Températures : comment les agences couvrent le globe

Pour les principales agences étudiant le climat de la planète, l’année 2014 a été la plus chaude depuis le début des relevés.  Si les résultats convergent, ces institutions annoncent des moyennes de températures légèrement différentes.  La NASA vient de publier une brève explication qui permet de mieux comprendre comment les moyennes globales sont obtenues. Selon certains chercheurs, les méthodes retenues pourraient même expliquer pourquoi le réchauffement a semblé ralentir depuis 1998.

Les scientifiques utilisent 3 grandes bases de données pour étudier la température globale : Gistemp (NASA), NOAA, et HadCRUT4 (Met Office – Université d’East Anglia). Il y aussi la Japan Meteorological Agency (JMA), moins connue, mais qui a le mérite de publier ses données un peu plus rapidement.

La température moyenne de la planète est calculée par ces quatre instituts en combinant les mesures des stations météo au sol et celles à la surface des océans (grâce aux bateaux, aux bouées et parfois aux satellites).

Bien que les quatre institutions scientifiques aient de fortes similitudes dans la façon dont elles collectent et analysent des températures, il y a des différences subtiles. C’est ce que vient de rappeler la NASA dans une récente note. Ces différences tiennent principalement à la collecte des données et aux éventuelles méthodes utilisées pour calculer les températures dans les zones non couvertes. Les agences diffèrent aussi dans la période de référence retenue pour calculer les anomalies de températures mais c’est plus anecdotique.

Si les stations sont nombreuses à la surface des terres, il y a cependant des trous dans la collecte des données pour les océans, les régions polaires et même des zones d’Afrique et d’Amérique du Sud.

Les quatre agences principales abordent ces problèmes de façon différente. La JMA ne couvre que 85% du globe, laissant les régions manquant de stations météo en dehors de ses analyses. Le Met Office (HadCRUT4) a fait un choix similaire et ne couvre que 86% de la planète avec 5500 stations. La NOAA utilise une autre méthode, l’interpolation des températures dans les zones qui manquent de données. L’interpolation est un  outil statistique permettant de calculer des données manquantes grâce aux stations les plus proches. Grâce à cette méthode, la NOAA affiche une couverture de 93% avec 7000 stations. La NASA va encore plus loin et se montre plus « agressive », selon ses propres termes. La NASA utilise l’interpolation pour des zones non couvertes jusqu’à 1200 km des stations les plus proches, ce qui lui permet de couvrir 99% de la planète avec 6300 stations. En outre, la NASA est aussi celle qui affiche le maillage le plus fin et le plus précis.

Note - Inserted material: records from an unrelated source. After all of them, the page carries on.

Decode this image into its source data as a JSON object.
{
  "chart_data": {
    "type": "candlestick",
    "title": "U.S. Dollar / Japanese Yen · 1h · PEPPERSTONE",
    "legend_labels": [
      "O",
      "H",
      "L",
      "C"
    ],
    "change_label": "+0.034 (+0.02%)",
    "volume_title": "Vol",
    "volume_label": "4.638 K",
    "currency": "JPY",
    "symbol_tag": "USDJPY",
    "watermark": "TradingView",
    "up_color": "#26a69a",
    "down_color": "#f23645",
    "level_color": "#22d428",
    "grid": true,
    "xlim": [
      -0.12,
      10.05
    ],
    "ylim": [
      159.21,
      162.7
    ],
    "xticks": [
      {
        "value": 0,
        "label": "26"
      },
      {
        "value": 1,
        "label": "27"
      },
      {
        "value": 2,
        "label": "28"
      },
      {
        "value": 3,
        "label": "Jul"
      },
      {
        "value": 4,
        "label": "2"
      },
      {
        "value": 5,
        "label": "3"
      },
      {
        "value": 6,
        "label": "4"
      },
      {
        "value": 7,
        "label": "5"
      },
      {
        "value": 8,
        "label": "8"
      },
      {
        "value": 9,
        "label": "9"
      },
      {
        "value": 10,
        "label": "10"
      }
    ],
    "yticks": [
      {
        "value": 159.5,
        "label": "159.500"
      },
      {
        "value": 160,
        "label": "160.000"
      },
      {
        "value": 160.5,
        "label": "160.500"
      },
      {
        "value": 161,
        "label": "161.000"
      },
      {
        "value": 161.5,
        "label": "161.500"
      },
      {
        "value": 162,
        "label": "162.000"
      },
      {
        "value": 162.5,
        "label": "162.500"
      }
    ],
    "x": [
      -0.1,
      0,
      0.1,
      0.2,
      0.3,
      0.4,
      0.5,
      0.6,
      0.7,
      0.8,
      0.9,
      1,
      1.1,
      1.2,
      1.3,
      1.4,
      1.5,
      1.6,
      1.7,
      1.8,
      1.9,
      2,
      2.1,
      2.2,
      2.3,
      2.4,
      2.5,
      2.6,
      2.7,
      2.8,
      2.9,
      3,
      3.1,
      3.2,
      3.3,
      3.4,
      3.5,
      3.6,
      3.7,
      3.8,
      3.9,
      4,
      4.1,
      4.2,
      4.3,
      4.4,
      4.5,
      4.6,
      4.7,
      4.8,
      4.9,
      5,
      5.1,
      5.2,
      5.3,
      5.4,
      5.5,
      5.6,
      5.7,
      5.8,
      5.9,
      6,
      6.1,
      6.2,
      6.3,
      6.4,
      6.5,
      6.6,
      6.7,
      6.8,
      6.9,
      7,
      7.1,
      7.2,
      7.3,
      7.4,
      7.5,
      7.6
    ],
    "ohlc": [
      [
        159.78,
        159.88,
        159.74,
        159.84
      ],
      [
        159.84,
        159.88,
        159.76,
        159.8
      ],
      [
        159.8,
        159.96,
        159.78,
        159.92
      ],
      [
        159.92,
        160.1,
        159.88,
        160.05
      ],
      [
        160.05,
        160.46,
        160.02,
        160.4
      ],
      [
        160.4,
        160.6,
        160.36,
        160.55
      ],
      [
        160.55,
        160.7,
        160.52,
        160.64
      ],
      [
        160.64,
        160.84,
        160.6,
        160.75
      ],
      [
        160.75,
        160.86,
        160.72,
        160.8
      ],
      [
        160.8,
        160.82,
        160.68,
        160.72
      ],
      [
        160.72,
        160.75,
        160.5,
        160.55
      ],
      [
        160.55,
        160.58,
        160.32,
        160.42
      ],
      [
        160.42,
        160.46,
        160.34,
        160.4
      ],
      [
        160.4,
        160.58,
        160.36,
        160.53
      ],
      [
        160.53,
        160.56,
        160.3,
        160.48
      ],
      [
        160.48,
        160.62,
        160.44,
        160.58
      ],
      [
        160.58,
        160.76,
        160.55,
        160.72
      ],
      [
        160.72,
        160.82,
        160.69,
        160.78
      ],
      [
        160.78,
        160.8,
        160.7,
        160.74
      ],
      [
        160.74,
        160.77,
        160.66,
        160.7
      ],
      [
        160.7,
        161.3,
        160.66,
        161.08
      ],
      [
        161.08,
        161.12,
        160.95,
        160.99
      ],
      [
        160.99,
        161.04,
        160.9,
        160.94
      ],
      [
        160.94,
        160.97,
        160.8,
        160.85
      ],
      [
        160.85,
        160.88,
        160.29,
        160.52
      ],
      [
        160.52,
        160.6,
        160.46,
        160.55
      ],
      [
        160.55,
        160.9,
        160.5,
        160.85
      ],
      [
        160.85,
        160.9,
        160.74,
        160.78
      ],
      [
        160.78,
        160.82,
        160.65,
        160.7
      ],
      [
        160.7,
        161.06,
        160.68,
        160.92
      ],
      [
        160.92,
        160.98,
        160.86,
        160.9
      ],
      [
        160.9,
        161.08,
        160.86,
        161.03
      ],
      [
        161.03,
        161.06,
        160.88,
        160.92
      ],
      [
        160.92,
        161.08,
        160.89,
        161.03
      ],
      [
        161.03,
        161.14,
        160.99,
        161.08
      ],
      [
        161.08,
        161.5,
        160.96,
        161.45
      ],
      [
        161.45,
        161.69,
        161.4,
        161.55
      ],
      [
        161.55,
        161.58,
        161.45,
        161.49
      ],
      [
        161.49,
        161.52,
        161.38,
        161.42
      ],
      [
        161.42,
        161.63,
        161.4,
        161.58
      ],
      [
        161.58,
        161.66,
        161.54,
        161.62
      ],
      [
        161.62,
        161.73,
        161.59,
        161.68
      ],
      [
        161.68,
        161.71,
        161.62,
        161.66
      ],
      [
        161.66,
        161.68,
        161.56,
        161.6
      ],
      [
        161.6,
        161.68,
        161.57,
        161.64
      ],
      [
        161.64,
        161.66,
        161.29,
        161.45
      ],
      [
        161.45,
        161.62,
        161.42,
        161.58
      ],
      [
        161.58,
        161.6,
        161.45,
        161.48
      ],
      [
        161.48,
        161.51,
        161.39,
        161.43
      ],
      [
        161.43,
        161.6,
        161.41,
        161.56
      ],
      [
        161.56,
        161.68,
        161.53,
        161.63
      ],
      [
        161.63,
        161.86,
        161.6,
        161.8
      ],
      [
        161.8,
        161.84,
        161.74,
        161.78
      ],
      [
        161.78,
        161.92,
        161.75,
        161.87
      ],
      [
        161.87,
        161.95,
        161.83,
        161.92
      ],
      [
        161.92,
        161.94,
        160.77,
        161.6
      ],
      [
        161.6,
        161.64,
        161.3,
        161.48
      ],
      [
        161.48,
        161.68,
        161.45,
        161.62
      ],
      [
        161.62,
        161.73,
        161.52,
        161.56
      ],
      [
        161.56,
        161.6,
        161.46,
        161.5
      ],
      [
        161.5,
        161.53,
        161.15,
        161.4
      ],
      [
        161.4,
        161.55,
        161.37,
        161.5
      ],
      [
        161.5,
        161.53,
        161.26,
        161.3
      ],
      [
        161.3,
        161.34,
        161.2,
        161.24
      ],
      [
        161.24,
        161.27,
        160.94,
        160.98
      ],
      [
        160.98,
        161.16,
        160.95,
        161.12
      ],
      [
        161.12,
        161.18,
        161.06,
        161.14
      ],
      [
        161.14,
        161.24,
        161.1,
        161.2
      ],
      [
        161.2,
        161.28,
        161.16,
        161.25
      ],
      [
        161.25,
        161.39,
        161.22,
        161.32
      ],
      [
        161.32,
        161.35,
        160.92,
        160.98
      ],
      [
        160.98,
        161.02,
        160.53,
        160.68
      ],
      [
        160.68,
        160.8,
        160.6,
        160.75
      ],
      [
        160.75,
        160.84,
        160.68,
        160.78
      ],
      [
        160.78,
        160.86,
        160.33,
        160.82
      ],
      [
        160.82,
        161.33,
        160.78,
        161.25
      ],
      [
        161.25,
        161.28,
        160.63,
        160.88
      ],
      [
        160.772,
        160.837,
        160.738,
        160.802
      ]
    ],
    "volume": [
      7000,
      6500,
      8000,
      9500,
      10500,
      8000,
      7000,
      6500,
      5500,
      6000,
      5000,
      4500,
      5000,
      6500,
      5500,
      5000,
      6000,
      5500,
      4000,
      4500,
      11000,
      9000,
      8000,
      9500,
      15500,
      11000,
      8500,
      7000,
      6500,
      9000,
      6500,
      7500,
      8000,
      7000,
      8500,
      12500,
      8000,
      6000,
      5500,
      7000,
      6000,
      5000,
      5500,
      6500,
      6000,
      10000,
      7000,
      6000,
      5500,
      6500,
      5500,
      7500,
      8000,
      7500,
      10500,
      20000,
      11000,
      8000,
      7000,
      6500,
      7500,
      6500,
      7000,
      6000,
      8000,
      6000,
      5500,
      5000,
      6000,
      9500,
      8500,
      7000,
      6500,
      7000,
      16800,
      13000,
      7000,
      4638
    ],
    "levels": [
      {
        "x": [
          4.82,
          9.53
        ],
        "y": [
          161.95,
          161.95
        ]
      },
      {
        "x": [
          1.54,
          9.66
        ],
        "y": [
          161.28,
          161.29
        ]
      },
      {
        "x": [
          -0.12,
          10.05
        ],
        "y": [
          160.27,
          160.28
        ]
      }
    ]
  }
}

Exemple de la surface couverte par Gistemp : anomalies de températures pour le mois de décembre 2014 (Source : NASA)

Exemple de la surface couverte par Gistemp : anomalies de températures pour le mois de décembre 2014 (Source : NASA)

La principale différence entre les données de températures est donc la manière avec laquelle les scientifiques abordent les régions les plus reculées. HadCRUT4, on l’a vu, préfère laisser en dehors de sa moyenne globale les régions où les données de terrain son manquantes même si des progrès ont été faits dans la couverture globale. La NOAA et la NASA essayent de couvrir davantage de territoire. Toute la question est de savoir comment ces choix influent sur les moyennes globales qui sont délivrées au final.

Exemple de la surface couverte par HaCRUT4 : anomalies de températures pour décembre 2014 (Source : Met Office)

Exemple de la surface couverte par HaCRUT4 : anomalies de températures pour décembre 2014 (Source : Met Office)

 

Cela ne poserait pas de problème si le réchauffement climatique était uniforme. Mais il ne l’est pas : l’Arctique, par exemple, se réchauffe à un rythme deux fois plus rapide que le reste du globe. Un jeu de données qui tiendrait cette région à l’écart manquerait donc une part importante du réchauffement.

En plus des agences qui collectent les données des stations au sol, des mesures sont effectuées par satellite. Même si la tendance de long terme est similaire à ce qu’obtiennent la NASA, la NOAA, le Met Office et la JMA, les données des satellites divergent sur la question des records de températures, plaçant 1998 au sommet.

Kevin Cowtan, de l’Université de York, et Robert G. Way, de l’Université d’Ottawa, ont publié en 2013 une étude de référence sur l’impact des méthodes utilisées pour reconstituer la température globale de la planète. Pour les deux chercheurs, les trous dans la couverture météo sont une source d’erreur. Cowtan et Way ont étudié l’incidence des données manquantes de HarCRUT4, notamment aux pôles et en Afrique.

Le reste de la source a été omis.